Closing the Gap at Hot Spots

Cor de Wit

From the Institut für Physiologie, Universität Lübeck, Germany.

Correspondence to Dr Cor de Wit, Institut für Physiologie, Universität Lübeck, Ratzeburger Allee 160, 23538 Lübeck, Germany. E-mail dewit{at}uni-luebeck.de

See related article, pages 1026–1035

Key Words: connexin • Ca²⁺ microdomains • Na⁺/K⁺-pump • Na⁺-Ca²⁺-exchange

Coordination of cellular behavior is indispensable for vascular function. Because of the structural design of the vascular tree only an orchestrated diameter change along the vessel length increases conductance significantly and ensures optimal tissue perfusion. Mechanisms that suffice these needs include locally generated signals at upstream sites which reflect downstream requirements (flow-induced dilation)¹ and longitudinal signal transmission through communication channels residing in the vessel wall itself which enable the synchronisation of cellular behavior. This latter is achieved by homocellular gap junctions which are composed of connexins that connect adjacent cells by intercellular low-resistance channels establishing a functional syncitium.² Electrical communication through these channels is experimentally studied by locally initiated vasomotor responses which conduct along the vessel wall and promote synchronized dilations or constrictions of arteriolar segments reflecting the coordination of cellular behavior.³ Longitudinal communication through gap junctions is also required for the synchronisation of intracellular Ca²⁺ ([Ca²⁺]_i) changes in smooth muscle and subsequent vasomotion, ie, rhythmic oscillations of vascular diameter. Although the physiological significance of vasomotion is still to be clearly defined it depends critically on Ca²⁺ release from intracellular stores which occurs in an oscillating fashion and the synchronization of [Ca²⁺]_i transients through gap junctional communication.^4,5 In addition, endothelial and smooth muscle cells are coupled heterocellularly (myoendothelial junctions) allowing the direct spread of current from the endothelium to the smooth muscle⁶ or other signaling molecules.⁷

The importance of gap junctional communication in vascular function contrasts with the poor knowledge of its regulation in vessels which is complicated by the existence of functional and structural different types of gap junctions.
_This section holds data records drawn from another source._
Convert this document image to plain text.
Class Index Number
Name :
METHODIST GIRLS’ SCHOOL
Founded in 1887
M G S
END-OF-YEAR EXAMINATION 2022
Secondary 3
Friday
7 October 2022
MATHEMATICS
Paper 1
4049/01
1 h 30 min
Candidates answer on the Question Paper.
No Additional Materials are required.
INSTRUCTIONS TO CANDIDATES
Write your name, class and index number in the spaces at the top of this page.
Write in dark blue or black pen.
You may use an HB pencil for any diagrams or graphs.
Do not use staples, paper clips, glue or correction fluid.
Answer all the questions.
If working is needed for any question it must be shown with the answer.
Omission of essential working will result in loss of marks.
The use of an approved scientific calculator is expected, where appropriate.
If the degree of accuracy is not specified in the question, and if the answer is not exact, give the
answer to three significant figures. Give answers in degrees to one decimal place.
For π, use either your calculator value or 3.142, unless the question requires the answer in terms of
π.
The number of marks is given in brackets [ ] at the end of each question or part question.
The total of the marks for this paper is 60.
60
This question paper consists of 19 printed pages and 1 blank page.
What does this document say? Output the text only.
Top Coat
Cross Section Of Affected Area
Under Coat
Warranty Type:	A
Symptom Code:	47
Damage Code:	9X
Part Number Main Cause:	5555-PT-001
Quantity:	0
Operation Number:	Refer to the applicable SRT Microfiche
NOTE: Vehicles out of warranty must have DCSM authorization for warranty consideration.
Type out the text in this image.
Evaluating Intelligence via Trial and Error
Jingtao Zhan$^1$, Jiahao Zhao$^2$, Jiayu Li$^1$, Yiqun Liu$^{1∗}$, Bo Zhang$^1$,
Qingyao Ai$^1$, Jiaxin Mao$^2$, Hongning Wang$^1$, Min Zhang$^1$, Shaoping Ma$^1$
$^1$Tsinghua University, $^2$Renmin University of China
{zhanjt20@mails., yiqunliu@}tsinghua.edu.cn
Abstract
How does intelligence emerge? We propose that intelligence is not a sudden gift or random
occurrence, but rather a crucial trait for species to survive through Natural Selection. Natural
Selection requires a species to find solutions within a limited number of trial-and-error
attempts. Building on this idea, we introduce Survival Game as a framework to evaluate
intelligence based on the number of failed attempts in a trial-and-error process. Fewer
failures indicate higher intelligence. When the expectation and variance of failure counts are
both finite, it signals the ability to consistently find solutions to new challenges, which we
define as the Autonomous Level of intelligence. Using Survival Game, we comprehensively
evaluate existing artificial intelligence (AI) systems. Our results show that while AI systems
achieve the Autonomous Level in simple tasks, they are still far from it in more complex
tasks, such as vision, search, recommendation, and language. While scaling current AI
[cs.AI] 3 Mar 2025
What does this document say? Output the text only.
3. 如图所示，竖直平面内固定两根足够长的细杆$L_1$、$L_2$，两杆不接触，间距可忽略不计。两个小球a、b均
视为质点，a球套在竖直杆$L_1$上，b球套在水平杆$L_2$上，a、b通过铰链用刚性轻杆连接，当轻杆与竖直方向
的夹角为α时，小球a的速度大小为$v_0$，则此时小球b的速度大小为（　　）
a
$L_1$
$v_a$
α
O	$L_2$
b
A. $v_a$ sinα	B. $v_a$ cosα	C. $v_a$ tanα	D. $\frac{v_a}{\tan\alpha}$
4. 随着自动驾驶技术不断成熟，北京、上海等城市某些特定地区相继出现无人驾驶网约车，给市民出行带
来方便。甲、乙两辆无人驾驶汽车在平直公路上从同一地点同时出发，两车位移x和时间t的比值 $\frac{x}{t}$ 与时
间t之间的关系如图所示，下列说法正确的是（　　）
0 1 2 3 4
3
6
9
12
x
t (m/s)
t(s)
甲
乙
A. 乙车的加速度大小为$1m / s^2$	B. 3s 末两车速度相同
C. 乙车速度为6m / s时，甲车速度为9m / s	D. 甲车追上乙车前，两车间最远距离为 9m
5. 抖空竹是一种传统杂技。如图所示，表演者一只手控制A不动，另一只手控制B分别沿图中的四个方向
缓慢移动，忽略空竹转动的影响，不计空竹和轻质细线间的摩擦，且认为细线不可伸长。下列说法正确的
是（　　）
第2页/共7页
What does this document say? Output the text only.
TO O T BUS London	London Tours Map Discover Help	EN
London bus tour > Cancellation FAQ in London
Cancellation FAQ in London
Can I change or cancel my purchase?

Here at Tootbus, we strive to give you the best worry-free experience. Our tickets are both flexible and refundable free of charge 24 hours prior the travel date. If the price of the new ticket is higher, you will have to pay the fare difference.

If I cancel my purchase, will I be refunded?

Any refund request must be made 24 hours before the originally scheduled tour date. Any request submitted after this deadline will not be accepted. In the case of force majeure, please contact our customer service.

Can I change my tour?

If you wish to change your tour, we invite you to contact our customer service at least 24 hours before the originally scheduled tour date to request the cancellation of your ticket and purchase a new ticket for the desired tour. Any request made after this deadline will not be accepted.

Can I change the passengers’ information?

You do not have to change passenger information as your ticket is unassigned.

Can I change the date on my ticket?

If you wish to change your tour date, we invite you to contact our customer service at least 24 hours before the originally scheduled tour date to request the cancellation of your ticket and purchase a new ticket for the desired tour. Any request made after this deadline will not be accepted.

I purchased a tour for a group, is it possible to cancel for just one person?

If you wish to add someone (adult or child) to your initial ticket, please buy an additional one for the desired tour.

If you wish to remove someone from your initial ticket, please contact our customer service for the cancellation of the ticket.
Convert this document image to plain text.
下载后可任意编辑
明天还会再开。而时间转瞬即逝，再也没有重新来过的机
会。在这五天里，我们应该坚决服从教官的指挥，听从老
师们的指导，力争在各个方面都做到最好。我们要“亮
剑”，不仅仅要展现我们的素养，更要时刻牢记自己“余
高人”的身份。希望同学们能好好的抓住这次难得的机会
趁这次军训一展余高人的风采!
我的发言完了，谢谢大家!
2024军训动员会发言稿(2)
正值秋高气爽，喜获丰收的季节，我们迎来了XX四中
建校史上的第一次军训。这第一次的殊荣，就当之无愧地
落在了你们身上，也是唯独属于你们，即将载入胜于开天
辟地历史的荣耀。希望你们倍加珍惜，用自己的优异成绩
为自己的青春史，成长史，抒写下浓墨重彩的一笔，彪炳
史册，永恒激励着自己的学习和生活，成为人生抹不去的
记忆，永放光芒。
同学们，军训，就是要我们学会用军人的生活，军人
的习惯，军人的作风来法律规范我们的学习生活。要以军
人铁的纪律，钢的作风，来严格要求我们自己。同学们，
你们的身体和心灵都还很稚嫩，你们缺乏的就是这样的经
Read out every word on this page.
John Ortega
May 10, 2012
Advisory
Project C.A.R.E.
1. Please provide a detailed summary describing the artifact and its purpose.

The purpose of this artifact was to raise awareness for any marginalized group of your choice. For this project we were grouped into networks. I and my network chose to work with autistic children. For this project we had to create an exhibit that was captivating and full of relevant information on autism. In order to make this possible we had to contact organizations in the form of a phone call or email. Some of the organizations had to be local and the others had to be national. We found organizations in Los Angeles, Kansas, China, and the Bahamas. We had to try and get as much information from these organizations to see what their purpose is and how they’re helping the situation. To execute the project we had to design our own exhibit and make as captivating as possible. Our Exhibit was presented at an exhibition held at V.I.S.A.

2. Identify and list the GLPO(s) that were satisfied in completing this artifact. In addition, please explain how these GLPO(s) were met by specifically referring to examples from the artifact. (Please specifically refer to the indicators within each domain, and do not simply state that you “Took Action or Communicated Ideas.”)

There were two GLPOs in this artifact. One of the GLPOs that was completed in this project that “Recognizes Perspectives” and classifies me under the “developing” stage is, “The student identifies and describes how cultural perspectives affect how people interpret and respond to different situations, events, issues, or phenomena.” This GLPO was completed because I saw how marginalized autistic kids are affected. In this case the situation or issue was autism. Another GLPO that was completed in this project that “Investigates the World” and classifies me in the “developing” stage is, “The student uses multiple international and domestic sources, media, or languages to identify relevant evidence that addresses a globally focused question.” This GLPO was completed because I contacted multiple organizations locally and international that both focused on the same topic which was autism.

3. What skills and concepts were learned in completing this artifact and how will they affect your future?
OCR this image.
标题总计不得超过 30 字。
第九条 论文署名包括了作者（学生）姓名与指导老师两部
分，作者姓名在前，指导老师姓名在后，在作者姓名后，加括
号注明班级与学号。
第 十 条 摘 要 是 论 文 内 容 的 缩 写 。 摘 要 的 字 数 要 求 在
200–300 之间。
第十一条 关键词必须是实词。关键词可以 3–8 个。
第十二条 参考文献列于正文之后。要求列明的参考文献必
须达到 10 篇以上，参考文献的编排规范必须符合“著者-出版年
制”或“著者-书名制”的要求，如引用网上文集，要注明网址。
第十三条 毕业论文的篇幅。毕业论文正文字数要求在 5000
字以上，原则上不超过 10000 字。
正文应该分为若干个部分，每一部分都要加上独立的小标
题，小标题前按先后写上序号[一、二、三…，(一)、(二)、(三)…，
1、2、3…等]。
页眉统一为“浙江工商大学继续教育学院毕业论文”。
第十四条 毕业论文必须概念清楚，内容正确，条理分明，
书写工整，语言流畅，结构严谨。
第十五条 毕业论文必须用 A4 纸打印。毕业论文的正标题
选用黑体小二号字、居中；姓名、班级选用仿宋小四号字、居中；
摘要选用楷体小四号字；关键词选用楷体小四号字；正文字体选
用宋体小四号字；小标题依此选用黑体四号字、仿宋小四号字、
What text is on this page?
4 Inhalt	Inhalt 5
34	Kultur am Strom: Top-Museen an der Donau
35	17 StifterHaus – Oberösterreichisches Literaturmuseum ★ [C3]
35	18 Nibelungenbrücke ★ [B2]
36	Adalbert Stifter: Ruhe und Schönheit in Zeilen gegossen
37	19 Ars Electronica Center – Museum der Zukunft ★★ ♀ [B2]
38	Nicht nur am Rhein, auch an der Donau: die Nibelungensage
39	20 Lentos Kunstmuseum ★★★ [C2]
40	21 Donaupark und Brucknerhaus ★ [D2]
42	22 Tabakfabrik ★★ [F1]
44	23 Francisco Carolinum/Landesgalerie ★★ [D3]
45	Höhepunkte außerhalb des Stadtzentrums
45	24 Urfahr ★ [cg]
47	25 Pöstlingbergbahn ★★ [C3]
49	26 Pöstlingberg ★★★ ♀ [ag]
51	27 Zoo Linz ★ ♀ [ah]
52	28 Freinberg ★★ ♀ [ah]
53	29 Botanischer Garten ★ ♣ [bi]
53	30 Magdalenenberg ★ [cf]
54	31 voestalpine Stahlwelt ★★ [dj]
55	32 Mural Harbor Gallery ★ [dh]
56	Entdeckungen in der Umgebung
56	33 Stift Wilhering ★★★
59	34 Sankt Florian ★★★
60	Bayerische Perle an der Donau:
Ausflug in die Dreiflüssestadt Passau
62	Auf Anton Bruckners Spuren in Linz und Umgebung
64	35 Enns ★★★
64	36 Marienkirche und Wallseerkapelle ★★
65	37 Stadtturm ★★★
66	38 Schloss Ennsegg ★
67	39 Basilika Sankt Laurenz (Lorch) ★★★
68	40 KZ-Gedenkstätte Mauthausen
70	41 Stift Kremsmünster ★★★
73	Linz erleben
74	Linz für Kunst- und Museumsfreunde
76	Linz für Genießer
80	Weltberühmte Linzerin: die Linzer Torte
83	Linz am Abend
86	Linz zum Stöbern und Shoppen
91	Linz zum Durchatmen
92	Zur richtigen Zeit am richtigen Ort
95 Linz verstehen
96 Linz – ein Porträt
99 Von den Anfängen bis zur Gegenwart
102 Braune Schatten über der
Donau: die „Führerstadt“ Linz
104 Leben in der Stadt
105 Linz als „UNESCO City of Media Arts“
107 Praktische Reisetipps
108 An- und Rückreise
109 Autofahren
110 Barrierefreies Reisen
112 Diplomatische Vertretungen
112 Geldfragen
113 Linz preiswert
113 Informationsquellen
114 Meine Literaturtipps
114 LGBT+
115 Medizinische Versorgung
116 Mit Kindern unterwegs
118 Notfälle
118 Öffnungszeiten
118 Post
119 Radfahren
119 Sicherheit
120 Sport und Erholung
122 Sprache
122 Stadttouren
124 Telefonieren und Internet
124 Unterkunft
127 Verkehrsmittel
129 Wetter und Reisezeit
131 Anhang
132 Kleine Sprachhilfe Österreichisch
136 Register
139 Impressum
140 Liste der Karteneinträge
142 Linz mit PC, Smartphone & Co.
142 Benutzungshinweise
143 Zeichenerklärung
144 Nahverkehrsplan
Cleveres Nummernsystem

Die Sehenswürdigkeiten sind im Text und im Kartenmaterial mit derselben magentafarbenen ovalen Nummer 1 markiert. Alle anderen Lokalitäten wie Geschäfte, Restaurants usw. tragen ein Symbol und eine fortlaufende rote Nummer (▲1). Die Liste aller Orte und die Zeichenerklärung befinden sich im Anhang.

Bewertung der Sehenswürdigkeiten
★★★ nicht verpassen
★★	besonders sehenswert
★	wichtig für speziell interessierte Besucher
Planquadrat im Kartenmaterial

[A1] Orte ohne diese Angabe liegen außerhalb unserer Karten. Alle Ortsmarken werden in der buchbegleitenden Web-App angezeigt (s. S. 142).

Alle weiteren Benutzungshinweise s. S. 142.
Moreover, longterm regulation because of degradation or upregulation of connexins has to be separated from shortterm effects which reflect an alteration of channel conductance or permeability in response to an altered phosphorylation state of connexins. Although the literature on the regulation of connexins is abundant, only a few observations on the shortterm regulation in vascular tissue have been published. For example, cAMP enhances myoendothelial, homocellular smooth muscle, and interendothelial gap junctional coupling,⁸ a pathway that is activated by 11,12-epoxyeicosatrienoic acid.⁹ An inhibition was reported for inflammatory mediators, which selectively attenuated the permeability of myoendothelial junctions in vitro.¹⁰ Sepsis also reduced electrical intercellular coupling and the propagation of conducted constrictions in vivo,¹¹ possibly in an NO-dependent fashion.¹² Such an inhibition of the propagation of constrictions can also be exerted by the physiologically released amounts of NO most likely reflecting inhibition of homocellular smooth muscle coupling.¹³ Gap junctions are associated and interact with a variety of proteins that target and deliver them to specific membrane microdomains eg, adherens-junction proteins.¹⁴ However, in these microdomains regulatory proteins may also be located creating a spatially confined microenvironment which allows a selective control of gap junctional communication.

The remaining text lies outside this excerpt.